Above all, they have wanted to help the community become more aware of the opportunities that could come because of that acquisition and they sincerely desire to listen to our community and provide services and programs that benefit all our residents and guests.
The board formed three community leader teams to correlate with their three priorities in assessing the opportunities of the SRC: recreation for all, sports tourism and child care and youth programs.
Those teams were formed with strategic requested involvement from community leaders in those specific areas. The teams formed and have been meeting for the past few weeks. The results of that process have been dynamic, fruitful, and inspiring.
Team members include elected officials like Seaside city councilors and local business owners that have helped us evaluate how sports tourism can benefit our local economy. They have included representatives from local nonprofits like Lower Columbia Youth Soccer Association, Pacific Basketball League and Seaside Kids Inc. as well as local artists and photographers as we look at what the building can offer to enhance wellness and recreation through creative programming.

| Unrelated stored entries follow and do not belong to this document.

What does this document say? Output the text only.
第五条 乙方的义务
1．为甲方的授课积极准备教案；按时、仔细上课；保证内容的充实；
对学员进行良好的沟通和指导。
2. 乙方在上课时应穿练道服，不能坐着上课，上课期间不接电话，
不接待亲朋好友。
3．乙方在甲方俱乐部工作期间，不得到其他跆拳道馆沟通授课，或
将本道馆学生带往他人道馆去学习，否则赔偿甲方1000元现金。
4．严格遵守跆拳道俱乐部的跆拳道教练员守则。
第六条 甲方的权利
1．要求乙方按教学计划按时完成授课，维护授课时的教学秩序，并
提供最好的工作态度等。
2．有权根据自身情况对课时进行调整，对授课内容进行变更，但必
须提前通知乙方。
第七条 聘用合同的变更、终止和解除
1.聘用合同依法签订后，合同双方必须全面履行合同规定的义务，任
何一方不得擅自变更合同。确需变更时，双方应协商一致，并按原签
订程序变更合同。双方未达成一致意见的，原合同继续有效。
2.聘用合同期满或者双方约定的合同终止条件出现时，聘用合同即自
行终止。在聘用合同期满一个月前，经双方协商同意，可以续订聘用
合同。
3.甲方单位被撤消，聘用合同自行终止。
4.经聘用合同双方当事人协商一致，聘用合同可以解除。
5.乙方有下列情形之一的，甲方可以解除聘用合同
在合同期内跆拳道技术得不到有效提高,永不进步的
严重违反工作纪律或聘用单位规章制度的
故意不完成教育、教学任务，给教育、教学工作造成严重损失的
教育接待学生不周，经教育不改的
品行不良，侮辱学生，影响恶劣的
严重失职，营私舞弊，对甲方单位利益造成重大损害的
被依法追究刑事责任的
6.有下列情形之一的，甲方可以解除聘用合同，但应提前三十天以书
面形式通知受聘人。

And they have included parents, school administrators and other folks who serve the children and youth of our community.
These teams have met with open discussions and conversations about the potential of the SRC, which has been incredibly helpful for the board and staff. Great ideas have been circulated and while there are unique perspectives in those meetings, a few themes have emerged:
The community needs more space to serve both our adult population, especially senior citizens, and the youth of our community.
The property is large enough that it can accomplish several objectives including meeting demand for recreation and childcare space but also potentially meeting needs in workforce housing, office space for local nonprofits and space for potential business partners.
It is crucial that the district have the right mix of recreation, wellness, arts and culture and youth programs available, and the property is uniquely situated to accommodate all those objectives.
There are many in our community that have completely supported and endorsed the property acquisition, recognizing the tremendous value and potential that the building has.
These themes have validated the decision to purchase the building by the district board of directors. That decision was reached after a thorough review of the other options available and the condition of the building. From my perspective, the board understood the great potential of the building and were able to effectively measure that potential with any potential challenges that the property would have.
I am thankful to have the opportunity to be busy, productive and have purpose in my professional life and happy to work in a community where we value the opportunity for recreation for all in the future.